Another mother concurred with the authenticity advice. Asking for forgiveness when you've sinned against your child, even if they're five years old, is what it means to be real, said this mother.

It took an older women to help her see that she was being too hard on her only child. "I realized that I was looking at her through the lens of what books said she should be, but every child is different," she said, and hers needed a lighter hand.

The lesson is that parents should be students of their children, because they're all different.

Two moms expressed frustration with the leniency of parents raising children today. One said kids need responsibility and free time rather than indulgence and overloaded schedules.  The other lamented the cost of school based extra-curricular activities that can run into the hundreds of dollars for participants. 

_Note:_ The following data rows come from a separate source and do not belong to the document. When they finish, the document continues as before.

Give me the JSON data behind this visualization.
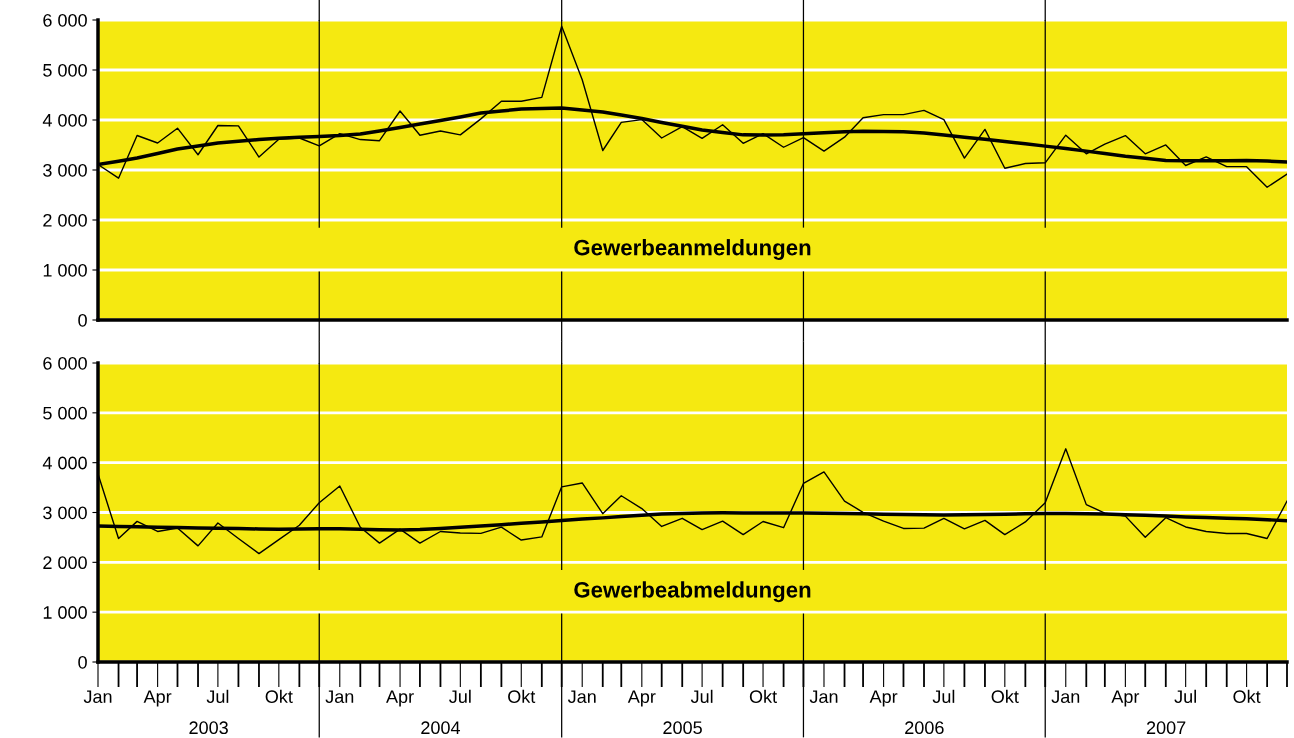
{
  "chart_data": [
    {
      "type": "line",
      "title": "Gewerbeanmeldungen",
      "x": [
        "2003-01",
        "2003-02",
        "2003-03",
        "2003-04",
        "2003-05",
        "2003-06",
        "2003-07",
        "2003-08",
        "2003-09",
        "2003-10",
        "2003-11",
        "2003-12",
        "2004-01",
        "2004-02",
        "2004-03",
        "2004-04",
        "2004-05",
        "2004-06",
        "2004-07",
        "2004-08",
        "2004-09",
        "2004-10",
        "2004-11",
        "2004-12",
        "2005-01",
        "2005-02",
        "2005-03",
        "2005-04",
        "2005-05",
        "2005-06",
        "2005-07",
        "2005-08",
        "2005-09",
        "2005-10",
        "2005-11",
        "2005-12",
        "2006-01",
        "2006-02",
        "2006-03",
        "2006-04",
        "2006-05",
        "2006-06",
        "2006-07",
        "2006-08",
        "2006-09",
        "2006-10",
        "2006-11",
        "2006-12",
        "2007-01",
        "2007-02",
        "2007-03",
        "2007-04",
        "2007-05",
        "2007-06",
        "2007-07",
        "2007-08",
        "2007-09",
        "2007-10",
        "2007-11",
        "2007-12"
      ],
      "series": [
        {
          "color": "#000000",
          "values": [
            3110,
            2836,
            3690,
            3540,
            3836,
            3305,
            3890,
            3883,
            3258,
            3617,
            3640,
            3484,
            3727,
            3609,
            3586,
            4180,
            3695,
            3781,
            3703,
            4023,
            4375,
            4375,
            4453,
            5875,
            4805,
            3390,
            3953,
            4008,
            3640,
            3867,
            3634,
            3905,
            3533,
            3727,
            3455,
            3649,
            3377,
            3657,
            4045,
            4107,
            4107,
            4193,
            4006,
            3238,
            3812,
            3036,
            3129,
            3144,
            3696,
            3323,
            3517,
            3688,
            3323,
            3502,
            3090,
            3261,
            3067,
            3067,
            2655,
            2919
          ]
        },
        {
          "color": "#000000",
          "values": [
            3110,
            3175,
            3240,
            3330,
            3420,
            3480,
            3540,
            3575,
            3610,
            3635,
            3656,
            3670,
            3690,
            3720,
            3780,
            3850,
            3920,
            3990,
            4060,
            4140,
            4180,
            4220,
            4230,
            4240,
            4200,
            4160,
            4100,
            4030,
            3950,
            3875,
            3800,
            3750,
            3703,
            3700,
            3703,
            3727,
            3745,
            3765,
            3773,
            3770,
            3765,
            3742,
            3700,
            3657,
            3615,
            3571,
            3525,
            3478,
            3430,
            3377,
            3330,
            3276,
            3235,
            3191,
            3183,
            3183,
            3183,
            3191,
            3180,
            3160
          ]
        }
      ],
      "xlim": [
        "2003-01",
        "2007-12"
      ],
      "ylim": [
        0,
        6000
      ],
      "yticks": [
        0,
        {
          "value": 1000,
          "label": "1 000"
        },
        {
          "value": 2000,
          "label": "2 000"
        },
        {
          "value": 3000,
          "label": "3 000"
        },
        {
          "value": 4000,
          "label": "4 000"
        },
        {
          "value": 5000,
          "label": "5 000"
        },
        {
          "value": 6000,
          "label": "6 000"
        }
      ],
      "ref_lines": [
        {
          "axis": "x",
          "value": "2003-12",
          "color": "#000000"
        },
        {
          "axis": "x",
          "value": "2004-12",
          "color": "#000000"
        },
        {
          "axis": "x",
          "value": "2005-12",
          "color": "#000000"
        },
        {
          "axis": "x",
          "value": "2006-12",
          "color": "#000000"
        }
      ],
      "grid": "y",
      "tick_labels": "y",
      "marker": "none",
      "line_style": "solid"
    },
    {
      "type": "line",
      "title": "Gewerbeabmeldungen",
      "x": [
        "2003-01",
        "2003-02",
        "2003-03",
        "2003-04",
        "2003-05",
        "2003-06",
        "2003-07",
        "2003-08",
        "2003-09",
        "2003-10",
        "2003-11",
        "2003-12",
        "2004-01",
        "2004-02",
        "2004-03",
        "2004-04",
        "2004-05",
        "2004-06",
        "2004-07",
        "2004-08",
        "2004-09",
        "2004-10",
        "2004-11",
        "2004-12",
        "2005-01",
        "2005-02",
        "2005-03",
        "2005-04",
        "2005-05",
        "2005-06",
        "2005-07",
        "2005-08",
        "2005-09",
        "2005-10",
        "2005-11",
        "2005-12",
        "2006-01",
        "2006-02",
        "2006-03",
        "2006-04",
        "2006-05",
        "2006-06",
        "2006-07",
        "2006-08",
        "2006-09",
        "2006-10",
        "2006-11",
        "2006-12",
        "2007-01",
        "2007-02",
        "2007-03",
        "2007-04",
        "2007-05",
        "2007-06",
        "2007-07",
        "2007-08",
        "2007-09",
        "2007-10",
        "2007-11",
        "2007-12"
      ],
      "series": [
        {
          "color": "#000000",
          "values": [
            3772,
            2479,
            2822,
            2619,
            2689,
            2330,
            2790,
            2479,
            2175,
            2455,
            2744,
            3196,
            3531,
            2705,
            2385,
            2666,
            2385,
            2619,
            2588,
            2580,
            2705,
            2447,
            2510,
            3515,
            3593,
            2977,
            3336,
            3079,
            2720,
            2884,
            2656,
            2826,
            2556,
            2819,
            2695,
            3583,
            3815,
            3228,
            3004,
            2826,
            2680,
            2687,
            2880,
            2672,
            2842,
            2556,
            2811,
            3197,
            4278,
            3158,
            2988,
            2927,
            2502,
            2896,
            2710,
            2618,
            2579,
            2579,
            2479,
            3228
          ]
        },
        {
          "color": "#000000",
          "values": [
            2728,
            2720,
            2712,
            2705,
            2697,
            2689,
            2683,
            2677,
            2670,
            2666,
            2668,
            2672,
            2673,
            2665,
            2655,
            2650,
            2660,
            2680,
            2705,
            2730,
            2756,
            2783,
            2810,
            2840,
            2870,
            2892,
            2920,
            2945,
            2970,
            2980,
            2990,
            2993,
            2990,
            2988,
            2988,
            2988,
            2985,
            2980,
            2973,
            2965,
            2960,
            2955,
            2950,
            2955,
            2960,
            2965,
            2973,
            2981,
            2981,
            2975,
            2968,
            2957,
            2943,
            2928,
            2911,
            2898,
            2885,
            2873,
            2855,
            2834
          ]
        }
      ],
      "xlim": [
        "2003-01",
        "2007-12"
      ],
      "xticks": [
        {
          "value": "2003-01",
          "label": "Jan"
        },
        {
          "value": "2003-04",
          "label": "Apr"
        },
        {
          "value": "2003-07",
          "label": "Jul"
        },
        {
          "value": "2003-10",
          "label": "Okt"
        },
        {
          "value": "2004-01",
          "label": "Jan"
        },
        {
          "value": "2004-04",
          "label": "Apr"
        },
        {
          "value": "2004-07",
          "label": "Jul"
        },
        {
          "value": "2004-10",
          "label": "Okt"
        },
        {
          "value": "2005-01",
          "label": "Jan"
        },
        {
          "value": "2005-04",
          "label": "Apr"
        },
        {
          "value": "2005-07",
          "label": "Jul"
        },
        {
          "value": "2005-10",
          "label": "Okt"
        },
        {
          "value": "2006-01",
          "label": "Jan"
        },
        {
          "value": "2006-04",
          "label": "Apr"
        },
        {
          "value": "2006-07",
          "label": "Jul"
        },
        {
          "value": "2006-10",
          "label": "Okt"
        },
        {
          "value": "2007-01",
          "label": "Jan"
        },
        {
          "value": "2007-04",
          "label": "Apr"
        },
        {
          "value": "2007-07",
          "label": "Jul"
        },
        {
          "value": "2007-10",
          "label": "Okt"
        }
      ],
      "ylim": [
        0,
        6000
      ],
      "yticks": [
        0,
        {
          "value": 1000,
          "label": "1 000"
        },
        {
          "value": 2000,
          "label": "2 000"
        },
        {
          "value": 3000,
          "label": "3 000"
        },
        {
          "value": 4000,
          "label": "4 000"
        },
        {
          "value": 5000,
          "label": "5 000"
        },
        {
          "value": 6000,
          "label": "6 000"
        }
      ],
      "ref_lines": [
        {
          "axis": "x",
          "value": "2003-12",
          "color": "#000000"
        },
        {
          "axis": "x",
          "value": "2004-12",
          "color": "#000000"
        },
        {
          "axis": "x",
          "value": "2005-12",
          "color": "#000000"
        },
        {
          "axis": "x",
          "value": "2006-12",
          "color": "#000000"
        }
      ],
      "annotations": [
        "2003",
        "2004",
        "2005",
        "2006",
        "2007"
      ],
      "grid": "y",
      "marker": "none",
      "line_style": "solid"
    }
  ]
}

Both women are grandmothers. One said her daughter and son-in-law are already training their toddler to help pick up her toys.  The other concurred that instilling discipline early helps children become responsible adults.

"If kids mess up, don't blame the parents. Address the child's behavior. Don't allow them to get away with things," said this mother of three and grandmother of five.

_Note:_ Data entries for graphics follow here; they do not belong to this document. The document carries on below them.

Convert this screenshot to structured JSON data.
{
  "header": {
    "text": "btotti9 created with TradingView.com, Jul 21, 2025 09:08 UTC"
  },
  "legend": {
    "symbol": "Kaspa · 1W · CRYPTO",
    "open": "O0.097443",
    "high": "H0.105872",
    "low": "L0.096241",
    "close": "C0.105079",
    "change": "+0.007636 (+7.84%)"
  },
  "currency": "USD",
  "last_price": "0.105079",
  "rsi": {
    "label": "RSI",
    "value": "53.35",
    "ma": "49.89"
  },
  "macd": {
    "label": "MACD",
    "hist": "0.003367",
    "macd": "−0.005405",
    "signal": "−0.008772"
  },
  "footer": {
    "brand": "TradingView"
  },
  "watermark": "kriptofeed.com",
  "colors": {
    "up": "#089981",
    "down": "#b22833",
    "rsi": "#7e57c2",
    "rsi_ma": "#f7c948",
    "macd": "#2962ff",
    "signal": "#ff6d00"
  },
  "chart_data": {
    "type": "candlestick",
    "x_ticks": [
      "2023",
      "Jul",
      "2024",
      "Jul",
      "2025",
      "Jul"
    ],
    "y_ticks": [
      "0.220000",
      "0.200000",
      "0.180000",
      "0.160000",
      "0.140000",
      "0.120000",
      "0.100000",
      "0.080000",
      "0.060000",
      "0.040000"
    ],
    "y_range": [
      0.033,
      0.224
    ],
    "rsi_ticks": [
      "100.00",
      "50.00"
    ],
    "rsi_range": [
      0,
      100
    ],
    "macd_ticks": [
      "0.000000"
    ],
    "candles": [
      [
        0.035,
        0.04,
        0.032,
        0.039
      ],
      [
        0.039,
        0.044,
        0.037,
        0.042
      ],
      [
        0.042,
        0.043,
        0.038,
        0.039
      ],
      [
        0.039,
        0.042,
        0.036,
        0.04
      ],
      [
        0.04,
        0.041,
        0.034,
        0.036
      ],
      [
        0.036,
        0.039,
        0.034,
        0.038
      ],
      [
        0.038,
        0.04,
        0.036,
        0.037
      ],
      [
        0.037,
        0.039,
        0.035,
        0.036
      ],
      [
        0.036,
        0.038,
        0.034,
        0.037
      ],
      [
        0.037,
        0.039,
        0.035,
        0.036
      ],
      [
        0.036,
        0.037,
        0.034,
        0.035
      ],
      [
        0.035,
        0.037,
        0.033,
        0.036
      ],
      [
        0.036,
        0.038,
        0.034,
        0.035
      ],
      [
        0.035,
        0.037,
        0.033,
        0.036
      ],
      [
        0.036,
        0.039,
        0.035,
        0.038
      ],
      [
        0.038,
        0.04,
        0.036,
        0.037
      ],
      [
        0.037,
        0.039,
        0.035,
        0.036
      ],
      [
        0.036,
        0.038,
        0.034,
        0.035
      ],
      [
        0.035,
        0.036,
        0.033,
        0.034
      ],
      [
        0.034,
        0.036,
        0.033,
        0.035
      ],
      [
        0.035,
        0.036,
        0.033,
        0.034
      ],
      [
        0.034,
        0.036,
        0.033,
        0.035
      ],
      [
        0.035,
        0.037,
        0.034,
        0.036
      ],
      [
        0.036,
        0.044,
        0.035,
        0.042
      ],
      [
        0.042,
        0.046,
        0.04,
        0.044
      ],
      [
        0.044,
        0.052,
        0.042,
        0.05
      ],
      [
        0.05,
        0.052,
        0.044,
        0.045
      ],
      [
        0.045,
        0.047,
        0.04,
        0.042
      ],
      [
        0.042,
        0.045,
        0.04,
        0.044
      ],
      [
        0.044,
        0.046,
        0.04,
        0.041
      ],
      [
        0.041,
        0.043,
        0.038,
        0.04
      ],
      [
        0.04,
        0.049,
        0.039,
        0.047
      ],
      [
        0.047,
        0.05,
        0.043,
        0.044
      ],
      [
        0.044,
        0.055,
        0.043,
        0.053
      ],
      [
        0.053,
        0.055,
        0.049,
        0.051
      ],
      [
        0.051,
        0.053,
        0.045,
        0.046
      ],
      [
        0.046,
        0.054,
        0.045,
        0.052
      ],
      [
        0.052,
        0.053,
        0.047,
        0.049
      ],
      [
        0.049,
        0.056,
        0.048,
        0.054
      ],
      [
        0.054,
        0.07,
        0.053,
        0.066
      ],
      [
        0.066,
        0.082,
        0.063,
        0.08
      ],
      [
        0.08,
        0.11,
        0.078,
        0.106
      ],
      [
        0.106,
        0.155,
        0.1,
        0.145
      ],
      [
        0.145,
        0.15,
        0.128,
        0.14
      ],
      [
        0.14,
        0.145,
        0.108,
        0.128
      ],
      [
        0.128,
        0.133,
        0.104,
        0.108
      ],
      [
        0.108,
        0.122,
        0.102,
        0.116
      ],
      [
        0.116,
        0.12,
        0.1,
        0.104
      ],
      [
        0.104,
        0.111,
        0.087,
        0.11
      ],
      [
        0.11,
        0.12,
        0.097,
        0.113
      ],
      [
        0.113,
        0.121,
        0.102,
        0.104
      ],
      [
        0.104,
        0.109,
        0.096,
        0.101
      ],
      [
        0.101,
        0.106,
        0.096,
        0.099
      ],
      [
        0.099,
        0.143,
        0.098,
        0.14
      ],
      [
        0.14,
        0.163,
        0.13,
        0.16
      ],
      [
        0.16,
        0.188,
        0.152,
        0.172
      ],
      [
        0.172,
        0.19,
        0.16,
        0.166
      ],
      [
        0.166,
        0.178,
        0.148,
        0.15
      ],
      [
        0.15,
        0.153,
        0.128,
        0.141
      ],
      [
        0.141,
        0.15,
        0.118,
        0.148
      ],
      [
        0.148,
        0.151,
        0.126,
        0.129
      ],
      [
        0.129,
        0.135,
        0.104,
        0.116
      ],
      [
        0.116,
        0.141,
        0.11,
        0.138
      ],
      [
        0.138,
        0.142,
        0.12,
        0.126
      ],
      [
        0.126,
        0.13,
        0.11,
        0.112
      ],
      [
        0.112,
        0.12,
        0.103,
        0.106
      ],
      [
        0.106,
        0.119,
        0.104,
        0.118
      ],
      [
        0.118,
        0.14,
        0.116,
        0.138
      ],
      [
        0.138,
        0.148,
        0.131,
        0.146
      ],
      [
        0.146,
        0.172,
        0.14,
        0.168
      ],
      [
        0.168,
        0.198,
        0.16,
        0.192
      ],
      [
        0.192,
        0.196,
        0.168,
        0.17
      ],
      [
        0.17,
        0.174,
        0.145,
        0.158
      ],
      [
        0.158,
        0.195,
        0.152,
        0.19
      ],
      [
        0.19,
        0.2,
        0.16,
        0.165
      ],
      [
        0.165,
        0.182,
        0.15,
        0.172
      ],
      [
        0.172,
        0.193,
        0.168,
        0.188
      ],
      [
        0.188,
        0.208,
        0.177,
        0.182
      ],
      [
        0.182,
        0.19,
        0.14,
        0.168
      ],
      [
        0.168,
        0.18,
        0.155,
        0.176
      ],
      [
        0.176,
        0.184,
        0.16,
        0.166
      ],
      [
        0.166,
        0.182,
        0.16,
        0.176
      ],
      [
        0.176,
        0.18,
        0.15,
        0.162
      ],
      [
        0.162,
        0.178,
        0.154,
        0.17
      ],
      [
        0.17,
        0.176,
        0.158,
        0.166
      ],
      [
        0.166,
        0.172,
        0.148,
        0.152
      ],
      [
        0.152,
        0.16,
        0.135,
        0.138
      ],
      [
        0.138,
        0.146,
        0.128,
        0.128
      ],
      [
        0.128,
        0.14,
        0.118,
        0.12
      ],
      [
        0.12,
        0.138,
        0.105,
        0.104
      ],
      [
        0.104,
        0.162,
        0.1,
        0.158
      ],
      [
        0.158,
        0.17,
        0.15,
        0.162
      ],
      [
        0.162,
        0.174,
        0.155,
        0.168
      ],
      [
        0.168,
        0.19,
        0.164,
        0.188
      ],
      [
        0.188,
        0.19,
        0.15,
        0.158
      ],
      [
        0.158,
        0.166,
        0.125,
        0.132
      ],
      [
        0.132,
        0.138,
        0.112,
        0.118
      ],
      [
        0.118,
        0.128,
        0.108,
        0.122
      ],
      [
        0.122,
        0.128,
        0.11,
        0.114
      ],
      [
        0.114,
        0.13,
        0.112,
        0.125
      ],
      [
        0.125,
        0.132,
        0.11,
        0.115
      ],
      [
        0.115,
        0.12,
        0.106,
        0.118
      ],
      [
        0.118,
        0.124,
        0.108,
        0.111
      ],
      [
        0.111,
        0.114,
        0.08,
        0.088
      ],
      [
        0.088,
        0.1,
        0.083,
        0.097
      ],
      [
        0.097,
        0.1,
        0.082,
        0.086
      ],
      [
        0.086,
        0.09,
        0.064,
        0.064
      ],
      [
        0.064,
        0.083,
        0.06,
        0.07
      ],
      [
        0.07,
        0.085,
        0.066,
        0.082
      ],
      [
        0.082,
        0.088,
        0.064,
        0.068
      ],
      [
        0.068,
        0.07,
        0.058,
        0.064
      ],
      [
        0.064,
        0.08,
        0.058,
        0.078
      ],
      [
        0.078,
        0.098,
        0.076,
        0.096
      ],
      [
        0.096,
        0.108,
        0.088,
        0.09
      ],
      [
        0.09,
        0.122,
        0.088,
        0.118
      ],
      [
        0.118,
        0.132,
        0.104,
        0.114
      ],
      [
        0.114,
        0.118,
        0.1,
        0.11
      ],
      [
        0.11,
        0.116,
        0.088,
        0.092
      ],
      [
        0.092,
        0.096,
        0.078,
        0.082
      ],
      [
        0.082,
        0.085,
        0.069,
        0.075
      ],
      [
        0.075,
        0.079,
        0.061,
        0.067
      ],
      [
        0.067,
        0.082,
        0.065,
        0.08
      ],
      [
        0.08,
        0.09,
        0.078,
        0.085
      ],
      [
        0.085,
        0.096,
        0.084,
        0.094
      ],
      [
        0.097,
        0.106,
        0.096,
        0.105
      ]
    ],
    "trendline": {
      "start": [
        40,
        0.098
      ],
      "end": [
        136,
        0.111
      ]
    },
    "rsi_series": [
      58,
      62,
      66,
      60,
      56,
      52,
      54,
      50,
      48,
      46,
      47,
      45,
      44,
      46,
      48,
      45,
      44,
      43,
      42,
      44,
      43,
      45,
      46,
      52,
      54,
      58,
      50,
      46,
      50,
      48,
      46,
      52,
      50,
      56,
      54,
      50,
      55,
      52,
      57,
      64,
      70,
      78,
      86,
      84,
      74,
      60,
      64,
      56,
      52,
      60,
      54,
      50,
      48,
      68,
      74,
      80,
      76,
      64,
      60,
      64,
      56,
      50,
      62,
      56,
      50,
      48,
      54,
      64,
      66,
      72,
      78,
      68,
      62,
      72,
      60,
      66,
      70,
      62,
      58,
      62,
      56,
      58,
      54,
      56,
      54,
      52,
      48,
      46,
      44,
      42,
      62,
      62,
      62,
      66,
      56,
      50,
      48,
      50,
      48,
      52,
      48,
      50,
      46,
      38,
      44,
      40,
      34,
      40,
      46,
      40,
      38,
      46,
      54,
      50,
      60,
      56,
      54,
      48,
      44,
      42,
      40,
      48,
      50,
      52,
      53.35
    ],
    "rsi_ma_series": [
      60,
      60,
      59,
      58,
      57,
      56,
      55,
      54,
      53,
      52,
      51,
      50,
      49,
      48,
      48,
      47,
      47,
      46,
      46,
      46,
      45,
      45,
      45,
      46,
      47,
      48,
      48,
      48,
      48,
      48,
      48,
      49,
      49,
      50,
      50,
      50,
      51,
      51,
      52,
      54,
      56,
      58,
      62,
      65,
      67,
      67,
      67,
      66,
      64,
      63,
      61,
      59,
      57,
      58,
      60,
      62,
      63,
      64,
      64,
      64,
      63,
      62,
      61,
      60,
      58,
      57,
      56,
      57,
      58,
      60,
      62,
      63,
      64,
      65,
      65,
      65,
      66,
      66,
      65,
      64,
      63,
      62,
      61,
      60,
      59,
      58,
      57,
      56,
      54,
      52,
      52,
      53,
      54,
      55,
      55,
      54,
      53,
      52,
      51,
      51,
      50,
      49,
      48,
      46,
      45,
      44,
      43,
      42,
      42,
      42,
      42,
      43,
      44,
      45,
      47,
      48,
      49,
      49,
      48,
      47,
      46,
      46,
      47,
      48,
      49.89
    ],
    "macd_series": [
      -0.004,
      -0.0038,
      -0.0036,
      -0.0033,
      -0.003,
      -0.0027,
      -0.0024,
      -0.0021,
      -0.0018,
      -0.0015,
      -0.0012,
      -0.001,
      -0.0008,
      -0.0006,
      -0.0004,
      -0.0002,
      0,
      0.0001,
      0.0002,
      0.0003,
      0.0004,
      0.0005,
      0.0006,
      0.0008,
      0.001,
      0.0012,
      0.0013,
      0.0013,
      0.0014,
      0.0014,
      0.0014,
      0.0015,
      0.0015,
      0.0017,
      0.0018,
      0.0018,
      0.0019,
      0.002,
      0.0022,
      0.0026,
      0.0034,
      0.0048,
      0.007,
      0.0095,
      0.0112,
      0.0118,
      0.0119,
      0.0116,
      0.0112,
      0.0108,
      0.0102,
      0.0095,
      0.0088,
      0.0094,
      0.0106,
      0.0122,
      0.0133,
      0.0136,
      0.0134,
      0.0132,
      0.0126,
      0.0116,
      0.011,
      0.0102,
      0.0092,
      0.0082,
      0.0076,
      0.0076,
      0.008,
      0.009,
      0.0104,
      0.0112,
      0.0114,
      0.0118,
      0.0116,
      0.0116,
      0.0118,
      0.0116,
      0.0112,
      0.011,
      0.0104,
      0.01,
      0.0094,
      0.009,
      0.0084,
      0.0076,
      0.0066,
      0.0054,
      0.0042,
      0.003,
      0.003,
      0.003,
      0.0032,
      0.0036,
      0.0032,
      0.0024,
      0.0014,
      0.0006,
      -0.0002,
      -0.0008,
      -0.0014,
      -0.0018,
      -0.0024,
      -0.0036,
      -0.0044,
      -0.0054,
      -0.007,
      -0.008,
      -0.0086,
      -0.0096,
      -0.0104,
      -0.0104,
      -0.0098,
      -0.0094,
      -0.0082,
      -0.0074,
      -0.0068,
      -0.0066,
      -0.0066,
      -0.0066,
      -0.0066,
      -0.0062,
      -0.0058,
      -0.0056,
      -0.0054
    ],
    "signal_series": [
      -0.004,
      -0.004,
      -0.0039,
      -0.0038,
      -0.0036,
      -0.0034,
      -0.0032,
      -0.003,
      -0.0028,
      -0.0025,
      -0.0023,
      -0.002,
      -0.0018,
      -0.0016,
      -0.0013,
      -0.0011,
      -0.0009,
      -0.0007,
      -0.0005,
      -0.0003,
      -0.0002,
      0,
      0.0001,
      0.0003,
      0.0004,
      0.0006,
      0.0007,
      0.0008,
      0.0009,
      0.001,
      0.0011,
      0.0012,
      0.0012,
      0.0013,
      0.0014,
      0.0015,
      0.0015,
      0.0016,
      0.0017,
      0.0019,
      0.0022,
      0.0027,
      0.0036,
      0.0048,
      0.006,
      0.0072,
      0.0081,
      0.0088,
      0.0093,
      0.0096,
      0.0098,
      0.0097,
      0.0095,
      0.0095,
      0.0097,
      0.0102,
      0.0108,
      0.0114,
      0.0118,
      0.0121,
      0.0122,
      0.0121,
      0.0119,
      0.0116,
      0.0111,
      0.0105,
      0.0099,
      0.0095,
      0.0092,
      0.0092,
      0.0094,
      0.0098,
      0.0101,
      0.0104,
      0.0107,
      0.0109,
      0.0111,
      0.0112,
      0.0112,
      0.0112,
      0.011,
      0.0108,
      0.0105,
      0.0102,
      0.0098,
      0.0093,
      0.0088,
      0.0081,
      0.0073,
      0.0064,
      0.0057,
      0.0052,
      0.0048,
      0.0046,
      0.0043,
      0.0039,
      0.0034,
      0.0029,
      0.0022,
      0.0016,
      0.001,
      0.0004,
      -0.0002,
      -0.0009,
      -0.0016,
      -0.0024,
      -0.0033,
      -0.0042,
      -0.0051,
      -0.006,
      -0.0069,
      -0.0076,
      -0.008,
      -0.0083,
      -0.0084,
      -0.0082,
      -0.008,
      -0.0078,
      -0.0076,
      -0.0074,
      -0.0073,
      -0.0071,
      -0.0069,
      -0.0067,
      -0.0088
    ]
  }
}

All four women agreed that parents should present a united front to children. If a child is allowed to disrespect one parent in front of the other, it undermines their authority, they said. They also agreed that computers and televisions in children's bedrooms are a bad idea and dinner together on a regular basis is a good one.

I asked if these ideals are viable for families dealing with special needs like mental illness and developmental delays. Two had experience with these issues and said it's exhausting and tough, but consistency helps.

"Still expect the best. Remain hopeful," one suggested.

An issue only one woman had dealt with (because our children were mostly grown when the challenge emerged) is the dangers of social media and texting. One friend had heard of a mother of five collecting cell phones at dinner every night. The habit allowed her to intercept a sext and address the violation with the sender's parents. We all liked this idea.

As the discussion wound down, someone asked what I would tell young mothers. As the only woman in the group who had lost a child, I said: "Take it easy on them and love them, because you don't know how long you'll have them."

If you've finished raising children, what would you advice young parents if you could?